Au plus profond de la forêt d'Écouves, la neige recouvrait tout. Arbres, herbes, feuilles mortes, branches, chemins et buissons...
Arpentant les étendues blanches de cette futaie frigorifiée, nous avancions difficilement, prudemment, à l'affût d'un signe de vie.
Personne.
Juste le silence et le bruit de nos pas dans la poudreuse.
Devant moi, mon guide s'arrêta un instant.
Ah, voilà le chemin que je cherchais. Suis-moi, je vais t'y mener !
Nous avançâmes un peu plus dans ce monde en noir et blanc redoutant de glisser à chaque descente, craignant les branches et cailloux dissimulés à quelques centimètres sous la surface immaculée.
Le chemin devenait plus net au fur et à mesure de notre avancée.
Bientôt, mon guide s'arrêta, me fit signe d'approcher et me murmura à l'oreille alors que je m'accroupissais à sa hauteur : Passe devant. Marche lentement, dès que tu le verras, fixe-le et ne cille pas. Si quelque chose tombe près de toi, fuis... Il est dangereux.
Je pris lentement le chemin de lutin qui se dessinait devant moi, un pas après l'autre, un pas devant l'autre.
Le sylvestre d'Écouves m'observa un long moment, puis, quand je disparus de son champ de vision, un craquement sec m'indiqua qu'il venait de se volatiliser, à travers l'espace et le temps.
Quelques pas de plus et je le vis apparaître. Un ours brun, grand comme deux humains, en pleine sieste, me regardait du coin de l’œil, grognant un peu.
Vissant mon regard dans le sien, je ralentis encore un peu l'allure.
Après cinq longues et angoissantes minutes, j'arrivai près de lui. Approchant ma main de son front, je m'apprêtais à entrer en contact télépathique avec lui mais un grondement me figea dans mon élan. Il se dressa soudain de toute sa stature, me plongeant dans son ombre gigantesque, approcha sa patte géante de ma tête, et, lentement, initia lui-même la conversation mentale.

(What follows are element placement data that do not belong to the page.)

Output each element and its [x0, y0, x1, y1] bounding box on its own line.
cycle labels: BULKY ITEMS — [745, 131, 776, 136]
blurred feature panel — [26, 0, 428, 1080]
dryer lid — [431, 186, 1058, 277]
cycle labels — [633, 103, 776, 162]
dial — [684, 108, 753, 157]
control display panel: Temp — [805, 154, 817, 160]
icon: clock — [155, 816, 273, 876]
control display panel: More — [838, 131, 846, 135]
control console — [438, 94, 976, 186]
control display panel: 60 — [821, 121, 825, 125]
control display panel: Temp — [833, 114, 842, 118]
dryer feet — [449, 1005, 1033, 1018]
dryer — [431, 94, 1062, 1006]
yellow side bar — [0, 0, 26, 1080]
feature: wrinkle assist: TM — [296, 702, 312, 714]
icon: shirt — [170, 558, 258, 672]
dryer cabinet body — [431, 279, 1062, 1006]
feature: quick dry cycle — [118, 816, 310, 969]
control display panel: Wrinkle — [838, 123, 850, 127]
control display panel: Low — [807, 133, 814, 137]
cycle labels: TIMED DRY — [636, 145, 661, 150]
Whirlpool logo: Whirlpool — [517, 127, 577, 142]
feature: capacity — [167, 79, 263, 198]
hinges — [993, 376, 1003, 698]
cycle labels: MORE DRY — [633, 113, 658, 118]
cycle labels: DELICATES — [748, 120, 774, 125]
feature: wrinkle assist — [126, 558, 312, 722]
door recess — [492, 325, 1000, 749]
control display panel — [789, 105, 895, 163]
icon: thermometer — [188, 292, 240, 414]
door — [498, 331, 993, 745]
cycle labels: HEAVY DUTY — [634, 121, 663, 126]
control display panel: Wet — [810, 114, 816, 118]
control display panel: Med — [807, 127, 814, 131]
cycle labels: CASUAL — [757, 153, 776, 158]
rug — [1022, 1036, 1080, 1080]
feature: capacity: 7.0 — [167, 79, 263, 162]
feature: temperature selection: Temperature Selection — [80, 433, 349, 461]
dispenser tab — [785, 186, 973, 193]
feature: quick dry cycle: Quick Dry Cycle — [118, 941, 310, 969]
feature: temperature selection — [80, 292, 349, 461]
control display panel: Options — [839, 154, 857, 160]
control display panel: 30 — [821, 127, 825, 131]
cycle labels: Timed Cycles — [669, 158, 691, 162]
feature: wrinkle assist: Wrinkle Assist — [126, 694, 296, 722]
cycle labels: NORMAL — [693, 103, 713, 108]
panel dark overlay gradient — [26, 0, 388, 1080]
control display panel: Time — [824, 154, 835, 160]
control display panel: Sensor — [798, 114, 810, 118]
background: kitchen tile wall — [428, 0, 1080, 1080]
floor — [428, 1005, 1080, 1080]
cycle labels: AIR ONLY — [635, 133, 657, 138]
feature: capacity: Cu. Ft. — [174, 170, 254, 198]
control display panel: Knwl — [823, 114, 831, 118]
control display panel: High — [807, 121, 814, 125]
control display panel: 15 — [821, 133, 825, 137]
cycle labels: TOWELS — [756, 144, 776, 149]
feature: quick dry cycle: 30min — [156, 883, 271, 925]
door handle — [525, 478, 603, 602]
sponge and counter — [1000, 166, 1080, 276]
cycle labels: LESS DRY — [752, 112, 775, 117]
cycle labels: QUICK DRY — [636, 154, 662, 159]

Il m'est difficile de vous décrire un tel entretien, d'esprit à esprit. Sans une harmonie mentale suffisante, cela est tout bonnement impossible : même entre les deux meilleurs amis du monde, elle ne ressemble guère qu'à une suite de flashes et de sons totalement incohérents...
La "conversation" terminée, l'ours se rassit quelques instants puis, pesamment, se blottit sous un arbre. Je n'avais plus rien à faire ici.
Suivant mes propres traces et celles de mon ami sylvestre, je prenais le chemin du retour quand une voix venue d'au-dessus m'interpella.
-Alors ? Que t'a-t-il dit ? J'ignorais que ton don allait jusqu'à communiquer avec les ours d'Artémis, mais... Bon, je te l'avoue, j'avais à moitié espéré te voir recevoir une branche sur le crâne... Cela m'aurait distrait, pour une fois. On manque d'occasions de rire en cette saison...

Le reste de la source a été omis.